Unfortunately, like other safety advances over the decades, it took a tragedy – the death of a crew member in 1990 in Atlanta – to bring about this piece of common sense.
Prepared for the splash
“Tiger” Tom Pistone raced in NASCAR in the 1950s and 1960s. He was pretty good on dirt and pretty good on asphalt, but took no chances when it came to water.
Tom couldn’t swim and was very afraid of drowning, it seems. Seeing Tommy Irwin crash into Turn 2 at Daytona in a qualifying race in 1960 and end up at Lake Lloyd, he sprang into action.

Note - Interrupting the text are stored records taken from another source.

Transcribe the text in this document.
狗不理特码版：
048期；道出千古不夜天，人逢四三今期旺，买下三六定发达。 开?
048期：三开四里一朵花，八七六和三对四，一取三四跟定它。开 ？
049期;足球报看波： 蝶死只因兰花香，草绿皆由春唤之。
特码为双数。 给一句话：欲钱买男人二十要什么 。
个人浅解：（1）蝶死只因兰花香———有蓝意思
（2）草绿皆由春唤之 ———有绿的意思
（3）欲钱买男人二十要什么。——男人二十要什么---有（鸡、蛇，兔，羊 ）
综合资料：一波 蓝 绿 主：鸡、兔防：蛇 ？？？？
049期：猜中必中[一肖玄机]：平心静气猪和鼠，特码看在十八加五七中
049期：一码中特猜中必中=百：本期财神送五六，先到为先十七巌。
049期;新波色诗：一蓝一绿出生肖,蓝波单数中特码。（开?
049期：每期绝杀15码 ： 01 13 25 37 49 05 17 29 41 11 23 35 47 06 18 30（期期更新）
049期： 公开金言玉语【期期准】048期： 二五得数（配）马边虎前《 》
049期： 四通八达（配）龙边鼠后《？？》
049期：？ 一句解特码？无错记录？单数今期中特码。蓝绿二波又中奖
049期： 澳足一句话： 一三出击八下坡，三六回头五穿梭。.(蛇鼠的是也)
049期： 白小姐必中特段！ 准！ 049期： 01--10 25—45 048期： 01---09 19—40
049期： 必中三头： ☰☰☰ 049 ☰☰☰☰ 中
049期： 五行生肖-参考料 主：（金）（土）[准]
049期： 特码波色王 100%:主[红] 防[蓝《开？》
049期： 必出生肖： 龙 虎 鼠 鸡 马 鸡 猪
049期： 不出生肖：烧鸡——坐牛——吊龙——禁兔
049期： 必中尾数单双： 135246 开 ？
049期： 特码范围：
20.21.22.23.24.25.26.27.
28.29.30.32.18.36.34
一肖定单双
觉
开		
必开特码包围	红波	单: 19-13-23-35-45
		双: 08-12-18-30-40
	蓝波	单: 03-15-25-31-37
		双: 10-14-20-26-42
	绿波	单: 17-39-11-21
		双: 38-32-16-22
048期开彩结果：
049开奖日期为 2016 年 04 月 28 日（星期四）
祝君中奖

Tommy became the first runner to supplement his running gear with a life jacket and oxygen tube. Seriously. As Casey Stengel would say, you can look it up!
Arm and Hammer
In the early years of NASCAR, fire was the biggest fear. The greatest loss was Fireball Roberts, who was badly burned in an accident in Charlotte in 1964 and died five weeks later from serious complications.
Fireball’s death led to the advent of fuel cells for gas tanks, which saved countless lives over the following decades. Obviously flame retardant driver uniforms also played a huge role, but before the modern uniform, drivers raced in street clothes – slacks or jeans, T-shirts or button-up shirts, boots or moccasins, etc.
In the 1960s, many began soaking these garments in baking soda, assuming the chemical reaction would help fight the possibility of a fire. Until the god of safety, Bill Simpson, developed flame retardant technology, which was actually considered high tech.
Today, when an alert is triggered, all drivers stop accelerating and slow down. Until just 19 years ago, however, you didn’t have to slow down until you passed the start and finish line. “Racing back to the yellow”, it was called.
It probably shouldn’t have taken this long to consider the worst-case scenario, but it wasn’t until 2003 when Dale Jarrett was shipwrecked in New Hampshire and sat next to the band in his car. paralyzed, as the leaders started Turn 4 towards him, which someone suggested, “there has to be a better way.”
If not better, definitely healthier.